Co-founded by Bryson Bort, ICS Village is a non-profit organization with the purpose of providing education and awareness of Industrial Control System security. This DEF CON Village hosts talks, hands-on demonstrations, hacking sessions, and escape rooms to connect the public, industry, media, and policymakers directly with ICS systems and experts.
Meet & Greet
Saturday, August 9, 1:37 PM PDT
ICS Village @ DEF CON
Hang out with Bryson Bort, Darknet Diaries, Ray Redacted & special guests in the ICS Village.

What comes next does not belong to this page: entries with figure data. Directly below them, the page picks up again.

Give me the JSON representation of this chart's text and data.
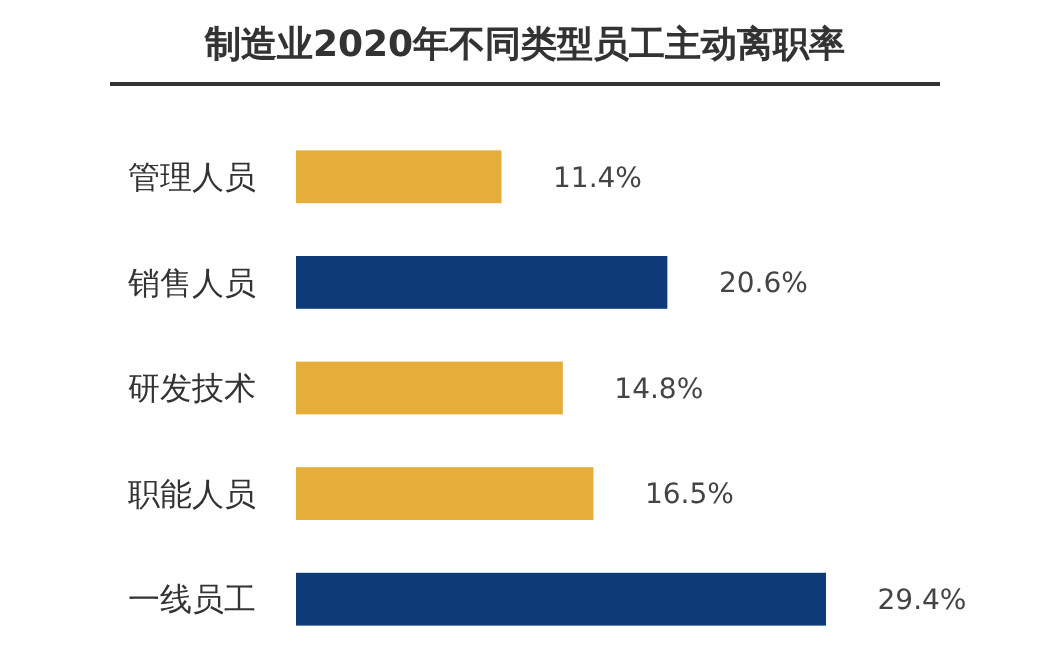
{
  "chart_data": {
    "type": "bar",
    "orientation": "horizontal",
    "title": "制造业2020年不同类型员工主动离职率",
    "categories": [
      "管理人员",
      "销售人员",
      "研发技术",
      "职能人员",
      "一线员工"
    ],
    "values": [
      11.4,
      20.6,
      14.8,
      16.5,
      29.4
    ],
    "colors": [
      "#e5ae3b",
      "#0e3a78",
      "#e5ae3b",
      "#e5ae3b",
      "#0e3a78"
    ],
    "value_labels": [
      "11.4%",
      "20.6%",
      "14.8%",
      "16.5%",
      "29.4%"
    ]
  }
}
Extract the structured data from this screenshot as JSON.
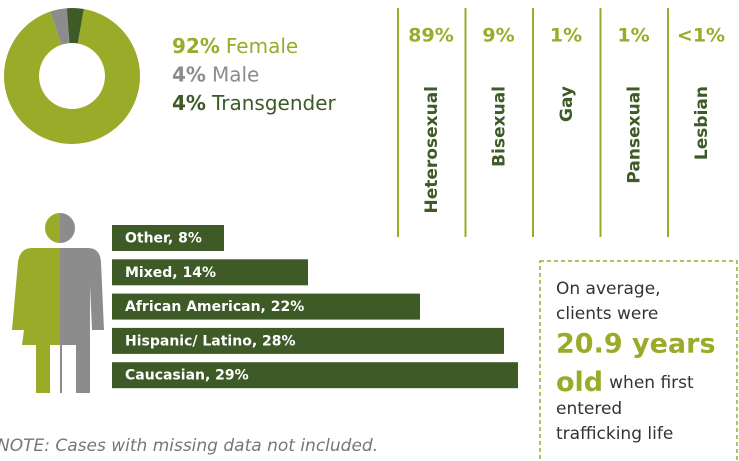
{
  "chart_data": [
    {
      "type": "pie",
      "donut": true,
      "categories": [
        "Female",
        "Male",
        "Transgender"
      ],
      "values": [
        92,
        4,
        4
      ],
      "value_labels": [
        "92%",
        "4%",
        "4%"
      ],
      "colors": [
        "#9aab2a",
        "#8c8c8c",
        "#3d5a27"
      ]
    },
    {
      "type": "columns",
      "categories": [
        "Heterosexual",
        "Bisexual",
        "Gay",
        "Pansexual",
        "Lesbian"
      ],
      "values": [
        89,
        9,
        1,
        1,
        0.5
      ],
      "value_labels": [
        "89%",
        "9%",
        "1%",
        "1%",
        "<1%"
      ],
      "color": "#9aab2a",
      "label_color": "#3d5a27"
    },
    {
      "type": "bar",
      "orientation": "horizontal",
      "values": [
        8,
        14,
        22,
        28,
        29
      ],
      "value_labels": [
        "Other, 8%",
        "Mixed, 14%",
        "African American, 22%",
        "Hispanic/ Latino, 28%",
        "Caucasian, 29%"
      ],
      "color": "#3d5a27"
    }
  ],
  "callout": {
    "line_1": "On average,",
    "line_2": "clients were",
    "highlight_1": "20.9 years",
    "highlight_2": "old",
    "line_3": "when first",
    "line_4": "entered",
    "line_5": "trafficking life"
  },
  "note": "NOTE: Cases with missing data not included."
}
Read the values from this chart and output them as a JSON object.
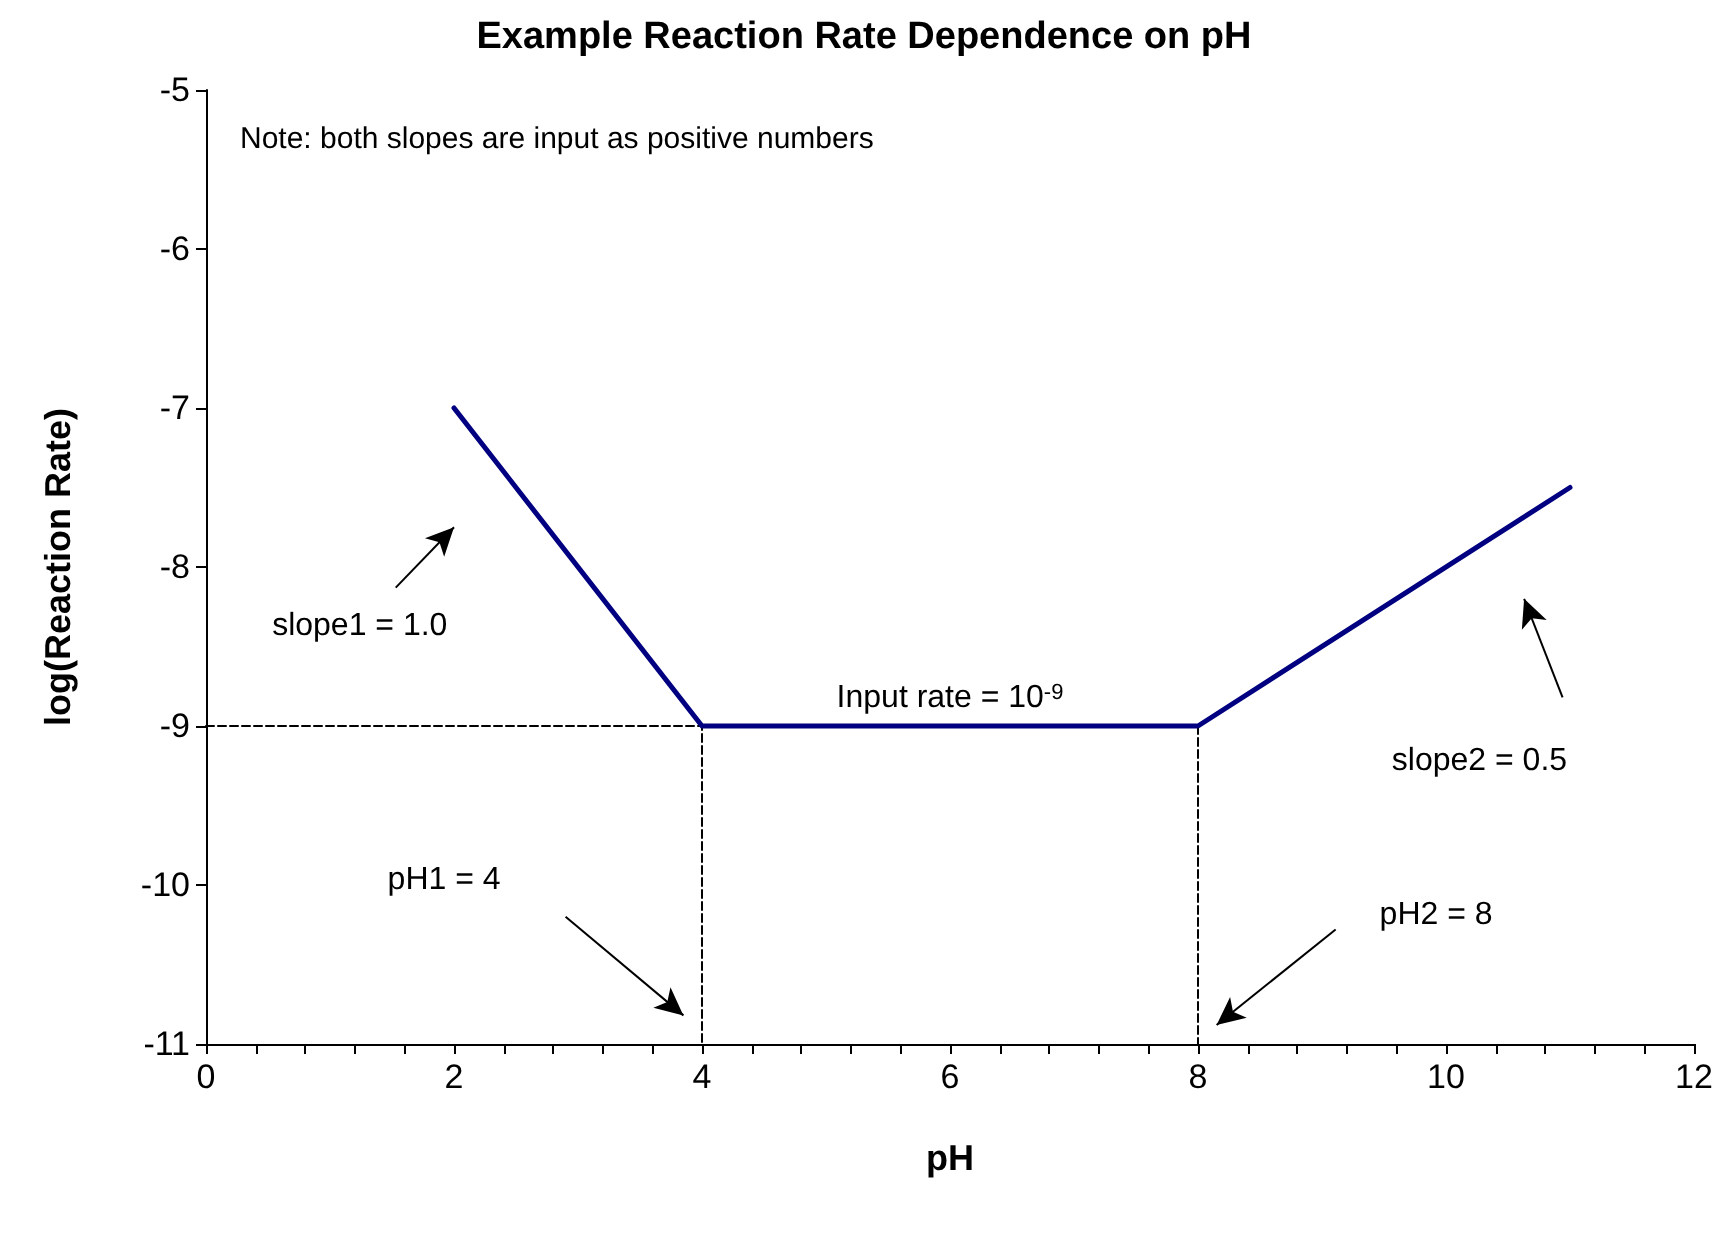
{
  "chart_data": {
    "type": "line",
    "title": "Example Reaction Rate Dependence on pH",
    "xlabel": "pH",
    "ylabel": "log(Reaction Rate)",
    "xlim": [
      0,
      12
    ],
    "xticks": [
      0,
      2,
      4,
      6,
      8,
      10,
      12
    ],
    "ylim": [
      -11,
      -5
    ],
    "yticks": [
      -11,
      -10,
      -9,
      -8,
      -7,
      -6,
      -5
    ],
    "grid": false,
    "marker": "none",
    "series": [
      {
        "color": "#000080",
        "x": [
          2,
          4,
          8,
          11
        ],
        "values": [
          -7,
          -9,
          -9,
          -7.5
        ],
        "line_style": "solid"
      },
      {
        "color": "#000000",
        "x": [
          0,
          4,
          4
        ],
        "values": [
          -9,
          -9,
          -11
        ],
        "line_style": "dashed"
      },
      {
        "color": "#000000",
        "x": [
          8,
          8
        ],
        "values": [
          -9,
          -11
        ],
        "line_style": "dashed"
      }
    ],
    "annotations": [
      "Note: both slopes are input as positive numbers",
      "slope1 = 1.0",
      {
        "text": "Input rate = 10$^{-9}$",
        "x": 6,
        "y": -9
      },
      "slope2 = 0.5",
      "pH1 = 4",
      "pH2 = 8"
    ]
  }
}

Cyber Volunteering and Community Defense – DEF CON Franklin and the Cyber Resilience Corps 1 Year In
Sunday, August 10 at 10:00 AM PDT
Track 5
One year after launch, the DEF CON Franklin returns to the Mainstage with partners from the Cyber Resilience Corps with updates on their mission to empower local communities through cyber volunteering and grassroots defense. CLTC Program Director of Public Interest Cybersecurity Sarah Powazek, University of Chicago Cyber Policy Initiative Jake Braun, and Cyber Peace Institute Chief Operations Operator Adrien Ogee will share key lessons learned from running on-the-ground volunteering programs and future plans for scaling civic cyber defense by joining forces. From helping small towns respond to ransomware to building rapid-response volunteer teams, this talk will highlight how hackers and technologists are stepping up to protect the public good—one community at a time.